TAPAS.network | 12 June 2025 | Special Item | Tom van Vuren and Philippe Perret

Releasing the value of transport data

Tom van Vuren and Philippe Perret look at wider use of real-time transport data. The authors refer to a recent DfT report on their estimates of the potential of integrated network digital twins. We include a summary.

Valuing traditional transport data – Tom van Vuren

DATA is the new oil. Remember that? I wasn’t sure at the time if this was meant to say that data was going to be the most valuable commodity in the world, or whether it was going to grease the wheels of an integrated, interconnected transport system and ultimately society.

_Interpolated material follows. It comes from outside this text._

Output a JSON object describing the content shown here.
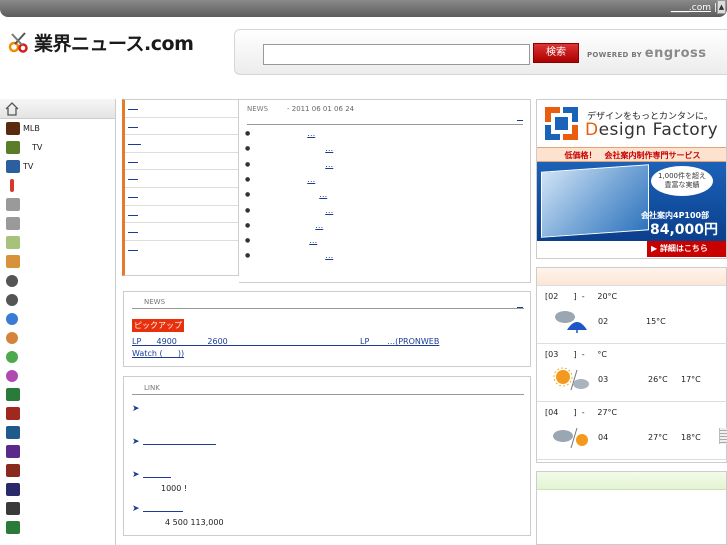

The quote is accredited to Clive Humby, a British mathematician, who apparently coined it in 2006. And although data is a coveted resource, just as oil was in the 1960s and 70s, it is unlike oil not a finite resource – if anything, we are drowning in it!

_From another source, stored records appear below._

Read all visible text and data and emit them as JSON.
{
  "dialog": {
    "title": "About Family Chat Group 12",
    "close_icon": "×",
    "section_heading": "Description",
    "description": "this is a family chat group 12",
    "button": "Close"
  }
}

But what makes the phrase particularly relevant in a transport context is that, despite its abundance, or probably because of its abundance, data (like oil) is of little value in its raw form. It needs processing to release its value. Has Humby’s quote delivered on its promise? What is the value of data now, almost 20 years later? How can we even estimate that value?

A good place to start is the 2019 PwC report entitled Putting a Value on Data. The report refers to work done by the World Economic Forum (WEF: The value of data, 2017), who estimated that the value of data globally would be $3 trillion by 2020. I haven’t been able to establish if the prediction has come true, but what I did find was that the total amount of data stored in 2025 is almost 200 zettabytes, or 10^21 bytes. By the way – the total world GDP in 2023 was estimated at just over $100 trillion, so in WEF terms, data would have represented 3% of that – somewhat hard to believe.

The WEF document argues how in 2006, the most valuable firms in the world were oil and energy companies but that ten years later the list is dominated by data firms like Alphabet, Apple, Facebook, Amazon and Microsoft. In 2025, almost ten years later again, NVIDIA and TESLA have joined the ranks, and AI will inevitably upset these rankings again in the decade to come – and make the question of the value of data, and who owns is, even more pertinent.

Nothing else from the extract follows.